Steve Shapero isn’t interested in the wildly popular Marvel Cinematic Universe film franchise, which has become Hollywood’s most dependable revenue trough as film after film cycles through the industry’s turnstiles.
The catalog of modern blockbusters he has seen is thin, but his love for classic films and movies that shaped history, as well as the industry, is profound.
Three years ago, the cinephile was inspired to launch the Bigfork Film Festivals to celebrate Hollywood’s most iconic pictures in the fall and the state’s growing roster of independent filmmakers in the spring.
Beginning Friday, Oct. 5 at the Bigfork Center for the Performing Arts, Shapero will open the Third Annual Bigfork Retro Film Festival with a showing of director Steven Spielberg’s classics — “Jaws,” which was released in 1975 and redefined the modern day blockbuster, and “Close Encounters of the Third Kind,” released in 1977. The films will show at 6:15 p.m. and 9 p.m., respectively.
On Saturday, Oct. 6, features include “Toy Story,” “Hook,” “Key Largo,” “Blackboard Jungle,” and “Psycho.”
Offerings on Sunday include “Annie Sing Along,” “Grease,” and “Monty Python and the Holy Grail.”
For all times and festival events, visit bigforkfilmfestival.com.
Having grown up in the San Francisco Bay area, Shapero developed an affinity for film at an early age, posting up outside of theaters and spending the entire day mesmerized by the silver screen.
“When I was a kid my parents used to take me down to Universal Studios and we got to see how they made movies,” Shapero, 63, said. “It was a different world back then.

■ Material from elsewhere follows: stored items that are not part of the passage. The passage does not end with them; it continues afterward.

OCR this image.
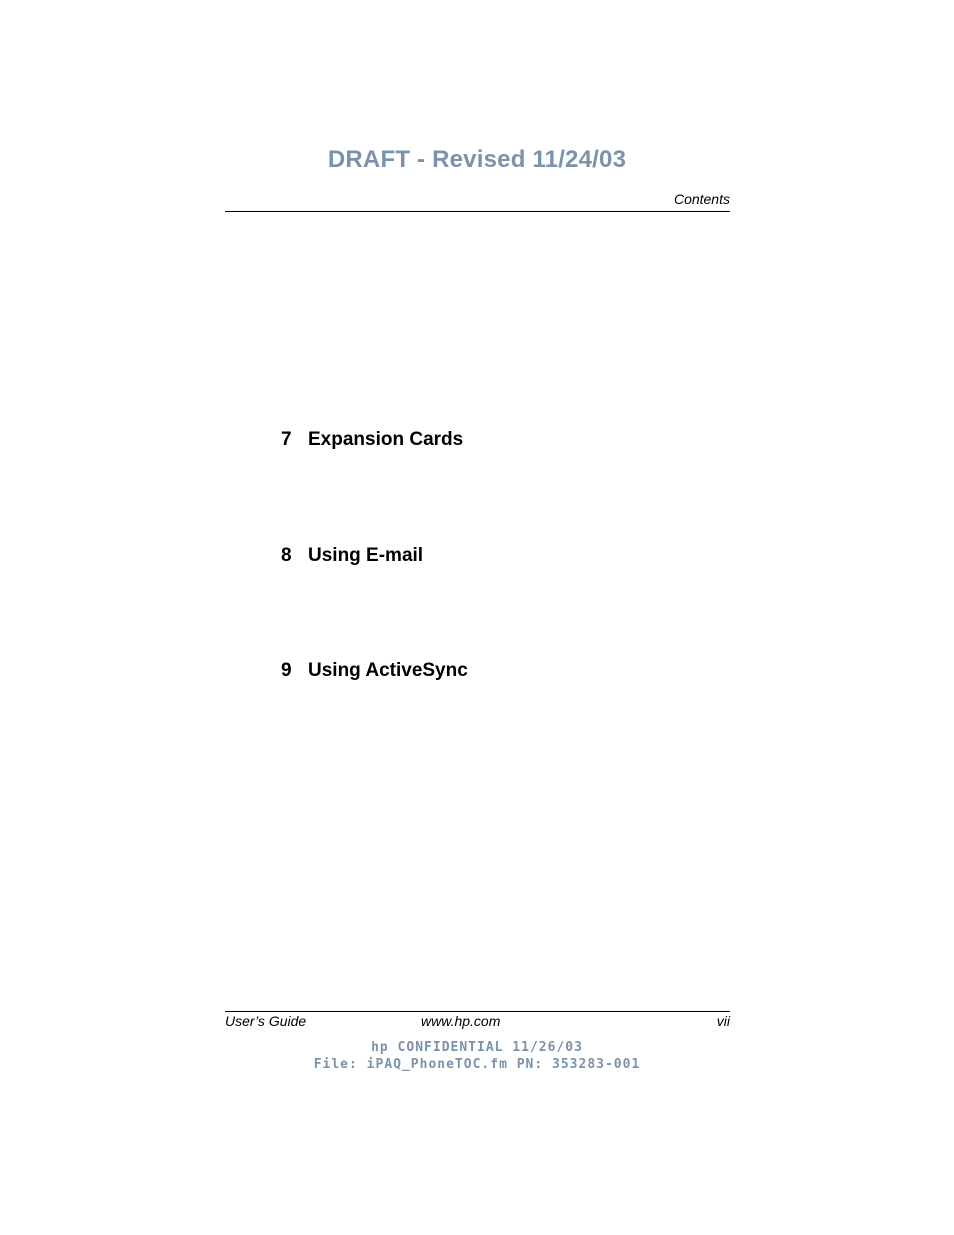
DRAFT - Revised 11/24/03
Contents
7 Expansion Cards
8 Using E-mail
9 Using ActiveSync
User’s Guide	www.hp.com	vii
hp CONFIDENTIAL 11/26/03
File: iPAQ_PhoneTOC.fm PN: 353283-001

It’s a different industry today.”
With films like “Casablanca” and “The Godfather” at the top of his list of favorites, Shapero’s motivation to create a local film festival was driven by a desire to share classic films with audiences the way they were designed to be viewed — on the big screen.
After he and his wife moved to Bigfork nine years ago and she became involved with a community theater group, Shapero discovered that the Bigfork Center for the Performing Arts had a film projector and he began devising the festival.
“That was my motivation to bring these films to the theater so people can see these movies in a way they have never before experienced,” he said. “I wanted to share movies so people could see them in the way they were meant to be seen.”
Not only do festival-goers have the chance to see the pictures on the big screen, but Shapero will deliver introductions before each film, while special guests include legendary cinematographer Bill Butler, who was director of photography on the film “Jaws,” and also shot “One Flew Over the Cuckoo’s Nest,” “The Conversation,” and three “Rocky” sequels, and Peter Ford, actor, biographer and son of Glenn Ford, who played the lead role in “Blackboard Jungle,” a controversial 1955 social commentary about teachers at an inner-city school.
“To have someone like Bill Butler attend the festival is just remarkable,” Shapero said. “He’s 97 and he worked on some of the greatest films of all time. He shot ‘Jaws’ on the coast and had to design special equipment for the underwater shots and to keep the cameras steady on rough seas. That was a challenging film to shoot and we’re looking forward to hearing his experience.”
Adult moviegoers have the option of purchasing either an All Access Pass for $30, a VIP Pass for $50 or tickets to individual showings for $10 a seat. Seniors and children 12 years or younger receive discounts.